I giorni passano e Bella non si sveglia, Edward si concentra sul lavoro e passa ogni notte con lei. I medici la rianimano due volte, ma scaduti i dieci giorni non potranno fare più nulla.
Edward interroga i responsabili della rapina e il Greco, il loro unico punto in comune è la sua ex moglie, Julien Morgan.
 
CAPITOLO 20
Hillsboro Rd
Forest Hills TN
 
 
Il buio circondava la vecchia fabbrica di legname, Bella avanzava incerta al secondo piano assieme al suo capo, James Cooper, avevano appena discusso su Alice, il direttore la riteneva troppo esuberante, « Dovresti essere più carino con lei, non capisco come Victoria ti sopporti », gli disse l’agente Swan.
« La sprono a lavorare meglio e mia moglie mi ama ». Si separarono, lei si diresse verso sinistra, lui al lato opposto. 
Isabella si trovò davanti ad uno dei terroristi, si spararono a vicenda, lei cadde a terra, lui sembrava morto, ma lei si preparò a sparare di nuovo. 

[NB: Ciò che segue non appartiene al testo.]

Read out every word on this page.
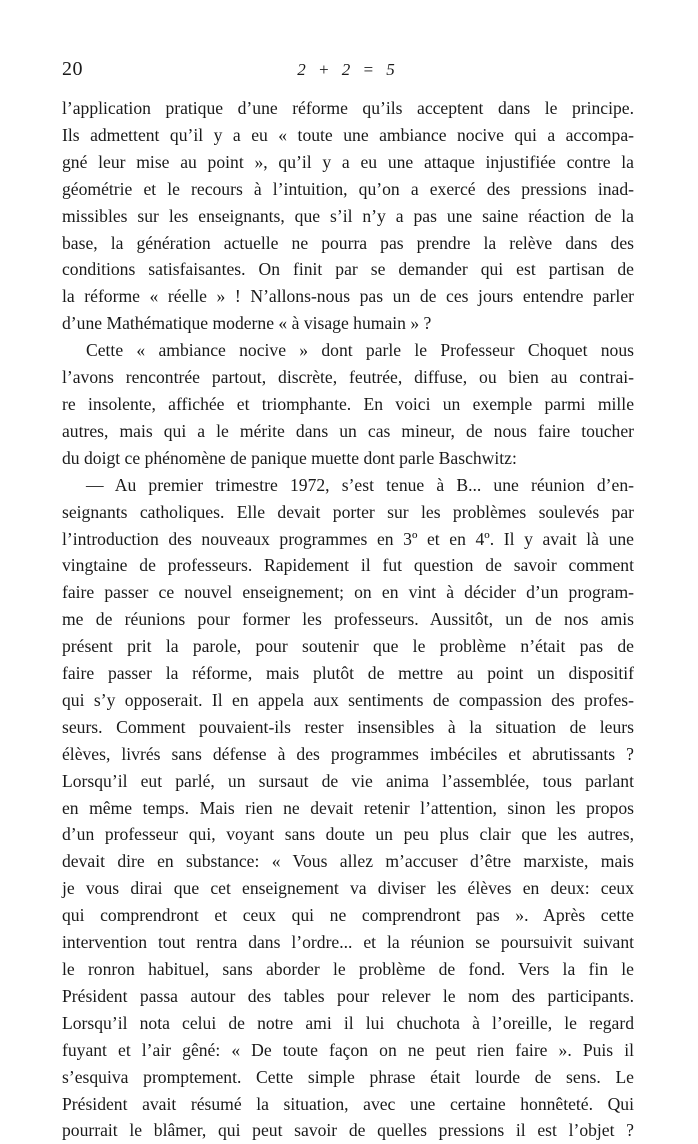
20	2 + 2 = 5

l’application pratique d’une réforme qu’ils acceptent dans le principe.

Ils admettent qu’il y a eu « toute une ambiance nocive qui a accompa-

gné leur mise au point », qu’il y a eu une attaque injustifiée contre la

géométrie et le recours à l’intuition, qu’on a exercé des pressions inad-

missibles sur les enseignants, que s’il n’y a pas une saine réaction de la

base, la génération actuelle ne pourra pas prendre la relève dans des

conditions satisfaisantes. On finit par se demander qui est partisan de

la réforme « réelle » ! N’allons-nous pas un de ces jours entendre parler

d’une Mathématique moderne « à visage humain » ?

Cette « ambiance nocive » dont parle le Professeur Choquet nous

l’avons rencontrée partout, discrète, feutrée, diffuse, ou bien au contrai-

re insolente, affichée et triomphante. En voici un exemple parmi mille

autres, mais qui a le mérite dans un cas mineur, de nous faire toucher

du doigt ce phénomène de panique muette dont parle Baschwitz:

— Au premier trimestre 1972, s’est tenue à B... une réunion d’en-

seignants catholiques. Elle devait porter sur les problèmes soulevés par

l’introduction des nouveaux programmes en 3º et en 4º. Il y avait là une

vingtaine de professeurs. Rapidement il fut question de savoir comment

faire passer ce nouvel enseignement; on en vint à décider d’un program-

me de réunions pour former les professeurs. Aussitôt, un de nos amis

présent prit la parole, pour soutenir que le problème n’était pas de

faire passer la réforme, mais plutôt de mettre au point un dispositif

qui s’y opposerait. Il en appela aux sentiments de compassion des profes-

seurs. Comment pouvaient-ils rester insensibles à la situation de leurs

élèves, livrés sans défense à des programmes imbéciles et abrutissants ?

Lorsqu’il eut parlé, un sursaut de vie anima l’assemblée, tous parlant

en même temps. Mais rien ne devait retenir l’attention, sinon les propos

d’un professeur qui, voyant sans doute un peu plus clair que les autres,

devait dire en substance: « Vous allez m’accuser d’être marxiste, mais

je vous dirai que cet enseignement va diviser les élèves en deux: ceux

qui comprendront et ceux qui ne comprendront pas ». Après cette

intervention tout rentra dans l’ordre... et la réunion se poursuivit suivant

le ronron habituel, sans aborder le problème de fond. Vers la fin le

Président passa autour des tables pour relever le nom des participants.

Lorsqu’il nota celui de notre ami il lui chuchota à l’oreille, le regard

fuyant et l’air gêné: « De toute façon on ne peut rien faire ». Puis il

s’esquiva promptement. Cette simple phrase était lourde de sens. Le

Président avait résumé la situation, avec une certaine honnêteté. Qui

pourrait le blâmer, qui peut savoir de quelles pressions il est l’objet ?
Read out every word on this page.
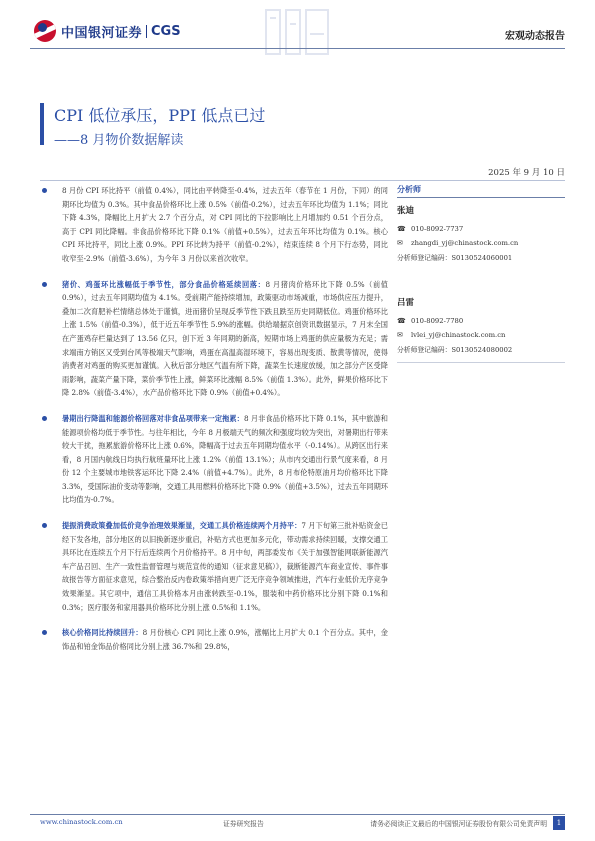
中国银河证券 CGS	宏观动态报告
CPI 低位承压，PPI 低点已过
——8 月物价数据解读
2025 年 9 月 10 日
8 月份 CPI 环比持平（前值 0.4%），同比由平转降至-0.4%，过去五年（春节在 1 月份，下同）的同期环比均值为 0.3%。其中食品价格环比上涨 0.5%（前值-0.2%），过去五年环比均值为 1.1%；同比下降 4.3%，降幅比上月扩大 2.7 个百分点，对 CPI 同比的下拉影响比上月增加约 0.51 个百分点，高于 CPI 同比降幅。非食品价格环比下降 0.1%（前值+0.5%），过去五年环比均值为 0.1%。核心 CPI 环比持平，同比上涨 0.9%。PPI 环比转为持平（前值-0.2%），结束连续 8 个月下行态势，同比收窄至-2.9%（前值-3.6%），为今年 3 月份以来首次收窄。
猪价、鸡蛋环比涨幅低于季节性，部分食品价格延续回落：8 月猪肉价格环比下降 0.5%（前值 0.9%），过去五年同期均值为 4.1%。受前期产能持续增加，政策驱动市场减重，市场供应压力提升，叠加二次育肥补栏情绪总体处于谨慎，进而猪价呈现反季节性下跌且跌至历史同期低位。鸡蛋价格环比上涨 1.5%（前值-0.3%），低于近五年季节性 5.9%的涨幅。供给端据京创资讯数据显示，7 月末全国在产蛋鸡存栏量达到了 13.56 亿只，创下近 3 年同期的新高，短期市场上鸡蛋的供应量极为充足；需求端南方销区又受到台风等极端天气影响，鸡蛋在高温高湿环境下，容易出现变质、散黄等情况，使得消费者对鸡蛋的购买更加谨慎。入秋后部分地区气温有所下降，蔬菜生长速度放缓，加之部分产区受降雨影响，蔬菜产量下降，菜价季节性上涨，鲜菜环比涨幅 8.5%（前值 1.3%）。此外，鲜果价格环比下降 2.8%（前值-3.4%），水产品价格环比下降 0.9%（前值+0.4%）。
暑期出行降温和能源价格回落对非食品项带来一定拖累：8 月非食品价格环比下降 0.1%，其中旅游和能源项价格均低于季节性。与往年相比，今年 8 月极端天气的频次和强度均较为突出，对暑期出行带来较大干扰，拖累旅游价格环比上涨 0.6%，降幅高于过去五年同期均值水平（-0.14%）。从跨区出行来看，8 月国内航线日均执行航班量环比上涨 1.2%（前值 13.1%）；从市内交通出行景气度来看，8 月份 12 个主要城市地铁客运环比下降 2.4%（前值+4.7%）。此外，8 月布伦特原油月均价格环比下降 3.3%，受国际油价变动等影响，交通工具用燃料价格环比下降 0.9%（前值+3.5%），过去五年同期环比均值为-0.7%。
提振消费政策叠加低价竞争治理效果渐显，交通工具价格连续两个月持平：7 月下旬第三批补贴资金已经下发各地，部分地区的以旧换新逐步重启，补贴方式也更加多元化，带动需求持续回暖，支撑交通工具环比在连续五个月下行后连续两个月价格持平。8 月中旬，两部委发布《关于加强智能网联新能源汽车产品召回、生产一致性监督管理与规范宣传的通知（征求意见稿）》，裁断能源汽车商业宣传、事件事故报告等方面征求意见，综合整治反内卷政策举措向更广泛无序竞争领域推进，汽车行业低价无序竞争效果渐显。其它项中，通信工具价格本月由涨转跌至-0.1%，服装和中药价格环比分别下降 0.1%和 0.3%；医疗服务和家用器具价格环比分别上涨 0.5%和 1.1%。
核心价格同比持续回升：8 月份核心 CPI 同比上涨 0.9%，涨幅比上月扩大 0.1 个百分点。其中，金饰品和铂金饰品价格同比分别上涨 36.7%和 29.8%，
分析师
张迪
☎ 010-8092-7737
✉	zhangdi_yj@chinastock.com.cn
分析师登记编码：S0130524060001
吕雷
☎ 010-8092-7780
✉	lvlei_yj@chinastock.com.cn
分析师登记编码：S0130524080002
www.chinastock.com.cn	证券研究报告	请务必阅读正文最后的中国银河证券股份有限公司免责声明	1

« Cooper », disse l’uomo con un forte accento arabo.
Dolore.
Voci.
Buio.

 
  
 
22 marzo 2019
-2
Due dita sfioravano incerte la mia fronte, era un sogno un bellissimo sogno. Ma era così reale, la stanchezza che avevo accumulato in quei giorni cominciava a farsi sentire. 
Quel tocco sembrava così reale, ma avevo paura ad aprire gli occhi, non volevo svanisse. Il tocco arrivò alle palpebre ancora chiuse, sfiorò gli zigomi, presi coraggio ed aprii gli occhi, mi ritrovai davanti una mano che non era la mia. 
La presi, era fredda, sollevai lo sguardo e sprofondai. I grandi occhi scuri di Bella mi osservavano confusi. Non realizzai immediatamente quello che stava succedendo, ero come bloccato, come se il tempo si fosse fermato nell’esatto istante in cui avevo visto i suoi occhi. 
Solo quando Bella cercò di parlare rinsavii, « Shh Bella.. sei intubata. Non parlare », le dissi raggiungendola, il mio cuore rischiava la tachicardia per quanto veloce andava, aveva paura glielo leggevo nei suoi occhi, « Sei qui.. sei qui », cantilenai baciandole la fronte. La sua mano stringeva la mia, era qui, era tornata da me. Chiamai immediatamente i medici, volevo sentire la sua voce, volevo sentirmi dire che il peggio era passato. Il dottor Masen ci raggiunse dopo pochi minuti, aveva appena cominciato il suo turno, lo vidi sorridere mentre si avvicinava a Bella, con delicatezza le tolse il respiratore dalla bocca, le controllò le pupille e i riflessi. 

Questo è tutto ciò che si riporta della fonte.